Alitalia yesterday announced agreement had been reached on a mould-breaking rescue plan that paves the way for a cost-cutting programme and up to pounds 1.3bn in fresh capital to save the loss-making national airline.

The deal was immediately attacked by British Airways, whose spokeswoman said: ``Our position is well documented. We remain opposed to state aid but the Alitalia deal is not yet signed and sealed.''

Under the deal hammered out with the unions, at least 20 per cent of the group's shares would be reserved for staff after its recapitalisation, while three seats on the board would be set aside for share-holding employees and one for a union representative.

The company said the number of shares assigned to each group of employees under the deal would be determined by their "contribution, in terms of reduction of labour costs".
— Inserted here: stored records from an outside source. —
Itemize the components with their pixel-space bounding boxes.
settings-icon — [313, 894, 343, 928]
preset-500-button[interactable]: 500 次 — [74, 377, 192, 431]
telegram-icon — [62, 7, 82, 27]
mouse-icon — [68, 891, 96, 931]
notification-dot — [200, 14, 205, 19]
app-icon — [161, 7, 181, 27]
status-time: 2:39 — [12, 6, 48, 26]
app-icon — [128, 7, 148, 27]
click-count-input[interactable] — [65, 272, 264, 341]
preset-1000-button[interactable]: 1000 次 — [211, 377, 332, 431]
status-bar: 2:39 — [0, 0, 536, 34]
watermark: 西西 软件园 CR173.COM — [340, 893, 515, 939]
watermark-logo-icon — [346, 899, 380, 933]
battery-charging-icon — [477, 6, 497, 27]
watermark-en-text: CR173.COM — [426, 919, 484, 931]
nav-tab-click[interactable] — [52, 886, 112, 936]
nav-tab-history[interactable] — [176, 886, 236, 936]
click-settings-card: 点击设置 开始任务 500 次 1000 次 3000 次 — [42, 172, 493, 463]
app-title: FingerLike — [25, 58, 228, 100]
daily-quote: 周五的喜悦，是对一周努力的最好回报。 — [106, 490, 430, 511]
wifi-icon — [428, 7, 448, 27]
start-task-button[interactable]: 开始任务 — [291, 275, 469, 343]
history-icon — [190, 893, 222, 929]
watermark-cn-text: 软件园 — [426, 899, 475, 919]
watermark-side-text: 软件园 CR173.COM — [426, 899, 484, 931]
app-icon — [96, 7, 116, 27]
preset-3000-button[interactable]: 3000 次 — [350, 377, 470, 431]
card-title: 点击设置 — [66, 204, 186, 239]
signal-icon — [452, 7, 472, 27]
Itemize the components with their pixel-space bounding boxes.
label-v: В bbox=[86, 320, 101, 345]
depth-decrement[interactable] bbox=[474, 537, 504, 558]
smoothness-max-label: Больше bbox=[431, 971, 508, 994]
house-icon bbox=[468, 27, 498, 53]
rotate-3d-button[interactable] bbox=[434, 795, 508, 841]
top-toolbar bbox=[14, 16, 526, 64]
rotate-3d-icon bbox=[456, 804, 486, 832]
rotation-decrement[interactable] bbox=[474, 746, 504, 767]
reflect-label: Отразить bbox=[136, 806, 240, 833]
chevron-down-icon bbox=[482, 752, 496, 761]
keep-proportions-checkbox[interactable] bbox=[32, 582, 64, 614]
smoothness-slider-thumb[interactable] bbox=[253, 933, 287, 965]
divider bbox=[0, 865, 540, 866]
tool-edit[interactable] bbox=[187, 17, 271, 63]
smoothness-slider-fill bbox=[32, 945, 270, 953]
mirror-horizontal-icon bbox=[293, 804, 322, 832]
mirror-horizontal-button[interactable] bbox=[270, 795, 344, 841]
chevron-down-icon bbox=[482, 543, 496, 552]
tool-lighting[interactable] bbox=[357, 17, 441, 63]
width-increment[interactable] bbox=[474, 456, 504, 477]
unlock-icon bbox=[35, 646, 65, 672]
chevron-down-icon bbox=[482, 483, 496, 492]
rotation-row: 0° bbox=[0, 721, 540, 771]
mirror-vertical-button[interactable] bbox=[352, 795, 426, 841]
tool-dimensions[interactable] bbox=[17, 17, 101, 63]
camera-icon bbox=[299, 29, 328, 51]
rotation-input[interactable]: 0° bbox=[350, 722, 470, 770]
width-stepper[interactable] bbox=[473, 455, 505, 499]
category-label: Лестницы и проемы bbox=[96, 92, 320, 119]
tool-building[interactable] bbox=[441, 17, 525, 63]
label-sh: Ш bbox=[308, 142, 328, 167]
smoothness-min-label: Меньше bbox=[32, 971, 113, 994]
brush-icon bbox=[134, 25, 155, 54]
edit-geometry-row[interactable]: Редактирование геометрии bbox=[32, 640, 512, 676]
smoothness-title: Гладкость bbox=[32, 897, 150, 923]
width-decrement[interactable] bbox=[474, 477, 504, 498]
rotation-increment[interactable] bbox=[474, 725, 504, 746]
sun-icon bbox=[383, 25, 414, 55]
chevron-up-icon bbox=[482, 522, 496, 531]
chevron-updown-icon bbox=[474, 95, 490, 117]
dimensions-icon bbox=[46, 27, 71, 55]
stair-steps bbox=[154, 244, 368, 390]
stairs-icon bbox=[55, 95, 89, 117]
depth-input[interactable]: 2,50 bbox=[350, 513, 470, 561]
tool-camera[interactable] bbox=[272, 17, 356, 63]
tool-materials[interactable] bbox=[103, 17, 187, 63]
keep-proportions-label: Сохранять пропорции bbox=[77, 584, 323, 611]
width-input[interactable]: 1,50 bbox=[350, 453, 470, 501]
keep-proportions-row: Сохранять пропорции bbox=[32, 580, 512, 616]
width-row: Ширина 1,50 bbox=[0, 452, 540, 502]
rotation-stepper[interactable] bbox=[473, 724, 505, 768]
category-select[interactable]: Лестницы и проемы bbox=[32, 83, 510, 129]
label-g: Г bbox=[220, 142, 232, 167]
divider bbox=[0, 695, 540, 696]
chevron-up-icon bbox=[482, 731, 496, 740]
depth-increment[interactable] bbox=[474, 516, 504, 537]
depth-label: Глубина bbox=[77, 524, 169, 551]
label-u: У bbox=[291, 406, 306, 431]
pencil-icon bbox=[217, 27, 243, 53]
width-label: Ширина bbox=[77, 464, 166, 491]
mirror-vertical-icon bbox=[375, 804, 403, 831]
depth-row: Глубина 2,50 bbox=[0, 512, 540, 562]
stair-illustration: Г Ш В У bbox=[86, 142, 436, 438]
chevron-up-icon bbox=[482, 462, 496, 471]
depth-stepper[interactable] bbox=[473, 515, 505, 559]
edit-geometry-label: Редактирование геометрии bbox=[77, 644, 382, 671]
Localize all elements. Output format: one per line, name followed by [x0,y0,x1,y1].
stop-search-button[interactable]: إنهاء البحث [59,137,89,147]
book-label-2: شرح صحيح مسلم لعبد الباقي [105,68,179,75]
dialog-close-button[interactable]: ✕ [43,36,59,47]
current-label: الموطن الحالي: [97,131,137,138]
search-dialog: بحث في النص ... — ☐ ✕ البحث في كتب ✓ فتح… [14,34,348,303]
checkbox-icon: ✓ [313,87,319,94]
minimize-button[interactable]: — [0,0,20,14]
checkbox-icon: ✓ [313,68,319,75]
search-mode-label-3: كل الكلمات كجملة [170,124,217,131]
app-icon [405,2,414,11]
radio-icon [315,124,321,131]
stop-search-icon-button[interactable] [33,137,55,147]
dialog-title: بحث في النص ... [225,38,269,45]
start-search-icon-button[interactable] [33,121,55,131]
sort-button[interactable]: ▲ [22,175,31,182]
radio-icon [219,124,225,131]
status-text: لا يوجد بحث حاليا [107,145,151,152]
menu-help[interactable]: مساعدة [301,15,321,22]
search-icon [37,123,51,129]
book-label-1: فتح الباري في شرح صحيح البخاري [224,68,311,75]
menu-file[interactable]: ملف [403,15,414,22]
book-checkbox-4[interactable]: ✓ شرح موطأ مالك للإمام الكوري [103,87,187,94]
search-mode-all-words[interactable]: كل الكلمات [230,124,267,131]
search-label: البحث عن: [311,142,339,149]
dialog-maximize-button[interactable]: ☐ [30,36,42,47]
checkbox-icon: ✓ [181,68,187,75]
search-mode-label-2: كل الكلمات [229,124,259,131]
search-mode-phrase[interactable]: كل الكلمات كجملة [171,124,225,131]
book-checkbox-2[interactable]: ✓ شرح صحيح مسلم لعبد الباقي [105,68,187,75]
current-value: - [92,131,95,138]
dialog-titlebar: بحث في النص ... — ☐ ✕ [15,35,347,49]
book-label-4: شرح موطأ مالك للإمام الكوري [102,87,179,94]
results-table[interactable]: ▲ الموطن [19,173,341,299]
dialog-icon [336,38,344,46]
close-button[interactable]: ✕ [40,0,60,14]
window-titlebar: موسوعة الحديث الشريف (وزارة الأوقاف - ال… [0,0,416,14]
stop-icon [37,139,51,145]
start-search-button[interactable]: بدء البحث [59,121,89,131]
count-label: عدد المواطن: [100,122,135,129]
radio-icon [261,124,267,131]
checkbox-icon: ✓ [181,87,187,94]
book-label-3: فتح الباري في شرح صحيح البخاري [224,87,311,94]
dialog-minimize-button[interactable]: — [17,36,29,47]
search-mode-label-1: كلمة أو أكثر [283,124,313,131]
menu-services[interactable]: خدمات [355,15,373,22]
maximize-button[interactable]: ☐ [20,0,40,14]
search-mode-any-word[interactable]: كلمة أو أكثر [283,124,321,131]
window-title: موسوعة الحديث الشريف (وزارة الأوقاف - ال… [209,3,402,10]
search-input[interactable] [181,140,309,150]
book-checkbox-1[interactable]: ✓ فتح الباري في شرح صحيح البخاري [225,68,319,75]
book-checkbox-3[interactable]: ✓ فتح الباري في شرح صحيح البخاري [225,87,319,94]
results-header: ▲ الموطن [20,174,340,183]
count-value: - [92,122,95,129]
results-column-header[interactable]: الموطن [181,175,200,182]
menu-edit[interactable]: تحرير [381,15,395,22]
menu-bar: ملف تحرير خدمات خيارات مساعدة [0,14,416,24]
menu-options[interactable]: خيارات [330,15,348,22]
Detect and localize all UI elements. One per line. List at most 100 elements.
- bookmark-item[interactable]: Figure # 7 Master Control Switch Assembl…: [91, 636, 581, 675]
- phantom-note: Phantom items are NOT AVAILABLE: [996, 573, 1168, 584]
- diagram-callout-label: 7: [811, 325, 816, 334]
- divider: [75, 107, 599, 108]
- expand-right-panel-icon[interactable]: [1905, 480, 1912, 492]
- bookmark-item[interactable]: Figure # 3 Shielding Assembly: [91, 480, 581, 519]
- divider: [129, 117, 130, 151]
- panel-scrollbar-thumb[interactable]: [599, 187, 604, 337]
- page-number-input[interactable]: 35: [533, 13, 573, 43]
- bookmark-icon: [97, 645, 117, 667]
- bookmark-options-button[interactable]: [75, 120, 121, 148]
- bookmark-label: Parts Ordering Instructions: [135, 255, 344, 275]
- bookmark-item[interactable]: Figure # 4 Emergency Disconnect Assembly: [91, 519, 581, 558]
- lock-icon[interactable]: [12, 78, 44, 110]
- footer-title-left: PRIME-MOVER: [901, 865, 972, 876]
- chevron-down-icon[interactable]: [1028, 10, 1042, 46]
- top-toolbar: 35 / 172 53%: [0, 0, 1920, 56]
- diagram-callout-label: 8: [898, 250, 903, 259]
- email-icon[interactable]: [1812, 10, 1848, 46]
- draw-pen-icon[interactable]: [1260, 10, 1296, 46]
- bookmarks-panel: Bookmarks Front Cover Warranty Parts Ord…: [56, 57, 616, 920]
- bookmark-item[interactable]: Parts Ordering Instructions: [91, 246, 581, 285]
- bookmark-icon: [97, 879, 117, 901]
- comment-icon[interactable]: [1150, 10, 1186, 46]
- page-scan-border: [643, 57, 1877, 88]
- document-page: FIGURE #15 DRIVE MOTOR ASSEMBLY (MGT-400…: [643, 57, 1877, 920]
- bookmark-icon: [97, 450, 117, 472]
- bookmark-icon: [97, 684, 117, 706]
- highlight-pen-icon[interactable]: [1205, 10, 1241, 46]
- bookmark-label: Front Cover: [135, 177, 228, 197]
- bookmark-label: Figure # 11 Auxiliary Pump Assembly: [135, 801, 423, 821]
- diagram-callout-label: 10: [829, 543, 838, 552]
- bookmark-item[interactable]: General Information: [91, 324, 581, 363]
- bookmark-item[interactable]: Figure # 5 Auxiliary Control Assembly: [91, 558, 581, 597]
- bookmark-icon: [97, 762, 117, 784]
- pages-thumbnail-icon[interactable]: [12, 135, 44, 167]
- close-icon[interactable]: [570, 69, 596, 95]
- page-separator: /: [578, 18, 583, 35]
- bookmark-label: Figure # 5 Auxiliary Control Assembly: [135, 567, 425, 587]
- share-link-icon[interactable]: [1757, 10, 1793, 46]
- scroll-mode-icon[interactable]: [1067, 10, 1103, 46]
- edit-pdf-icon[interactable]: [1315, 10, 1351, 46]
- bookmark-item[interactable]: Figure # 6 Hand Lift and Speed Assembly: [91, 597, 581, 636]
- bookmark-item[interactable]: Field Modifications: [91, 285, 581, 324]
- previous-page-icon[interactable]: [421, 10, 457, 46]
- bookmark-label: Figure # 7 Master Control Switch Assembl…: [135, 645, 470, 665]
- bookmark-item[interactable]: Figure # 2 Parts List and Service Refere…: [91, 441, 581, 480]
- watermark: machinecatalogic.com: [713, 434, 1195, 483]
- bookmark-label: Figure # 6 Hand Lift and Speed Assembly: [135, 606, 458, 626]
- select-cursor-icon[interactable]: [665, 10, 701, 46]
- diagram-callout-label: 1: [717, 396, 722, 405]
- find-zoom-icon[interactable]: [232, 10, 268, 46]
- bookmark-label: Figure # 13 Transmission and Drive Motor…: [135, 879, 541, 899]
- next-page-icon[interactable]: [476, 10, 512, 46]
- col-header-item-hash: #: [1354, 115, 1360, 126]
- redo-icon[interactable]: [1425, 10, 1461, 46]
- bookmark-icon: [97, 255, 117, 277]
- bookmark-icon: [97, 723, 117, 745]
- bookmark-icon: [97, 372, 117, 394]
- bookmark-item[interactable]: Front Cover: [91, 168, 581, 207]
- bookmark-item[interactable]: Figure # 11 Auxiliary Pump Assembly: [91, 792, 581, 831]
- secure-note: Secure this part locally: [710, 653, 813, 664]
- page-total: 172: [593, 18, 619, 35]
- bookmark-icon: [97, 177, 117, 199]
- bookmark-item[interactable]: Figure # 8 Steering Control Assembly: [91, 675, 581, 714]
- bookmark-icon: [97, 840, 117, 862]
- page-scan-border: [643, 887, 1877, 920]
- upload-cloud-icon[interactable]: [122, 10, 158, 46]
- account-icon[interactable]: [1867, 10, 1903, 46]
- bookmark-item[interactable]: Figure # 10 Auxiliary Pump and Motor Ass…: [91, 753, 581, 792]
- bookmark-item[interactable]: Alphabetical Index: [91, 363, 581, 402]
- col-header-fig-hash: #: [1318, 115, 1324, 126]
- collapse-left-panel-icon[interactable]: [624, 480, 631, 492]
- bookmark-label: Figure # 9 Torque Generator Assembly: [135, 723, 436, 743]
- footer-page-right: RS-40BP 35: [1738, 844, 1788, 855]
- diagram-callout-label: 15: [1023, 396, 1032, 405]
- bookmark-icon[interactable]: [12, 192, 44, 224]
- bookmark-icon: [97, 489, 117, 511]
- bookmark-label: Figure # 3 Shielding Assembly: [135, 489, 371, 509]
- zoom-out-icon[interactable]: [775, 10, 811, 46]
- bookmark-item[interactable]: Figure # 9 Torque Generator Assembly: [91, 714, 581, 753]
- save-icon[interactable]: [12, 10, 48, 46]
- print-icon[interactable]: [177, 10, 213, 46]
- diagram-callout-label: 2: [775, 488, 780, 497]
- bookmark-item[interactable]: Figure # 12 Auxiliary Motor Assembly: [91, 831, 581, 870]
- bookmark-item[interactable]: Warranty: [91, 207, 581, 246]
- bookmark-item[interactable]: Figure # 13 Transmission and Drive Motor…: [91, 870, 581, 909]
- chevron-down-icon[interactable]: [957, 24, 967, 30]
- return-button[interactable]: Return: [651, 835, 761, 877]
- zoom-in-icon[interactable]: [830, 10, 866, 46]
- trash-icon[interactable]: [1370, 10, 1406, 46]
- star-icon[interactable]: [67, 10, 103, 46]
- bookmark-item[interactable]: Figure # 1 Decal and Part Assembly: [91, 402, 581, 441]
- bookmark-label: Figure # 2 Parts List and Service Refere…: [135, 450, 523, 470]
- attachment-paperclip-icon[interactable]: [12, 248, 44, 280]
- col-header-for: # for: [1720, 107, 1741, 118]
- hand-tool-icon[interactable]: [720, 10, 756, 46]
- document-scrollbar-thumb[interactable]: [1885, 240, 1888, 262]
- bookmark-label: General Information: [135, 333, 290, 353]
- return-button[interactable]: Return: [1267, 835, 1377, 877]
Agreement with the unions had been seen as vital as two previous rescue plans in as many years have sunk without trace after running into opposition from workers.

The latest rescue plan was announced last month by Alitalia's new managing director, Domenico Cempella, and envisages staff cuts, reduced overheads, and a pounds 1.3bn capital increase. Its majority shareholder, the state holding company IRI, will pump half that cash into the airline, with the rest coming from financial markets.

This month IRI said it had put on hold a decision to inject funds until unions agree to the plan. Alitalia has remained confident its shareholders would approve its capital increase. Alitalia has said restructuring would involve dividing the airline in two, with one unit focusing on long-haul flights and the other medium- and short-haul operations.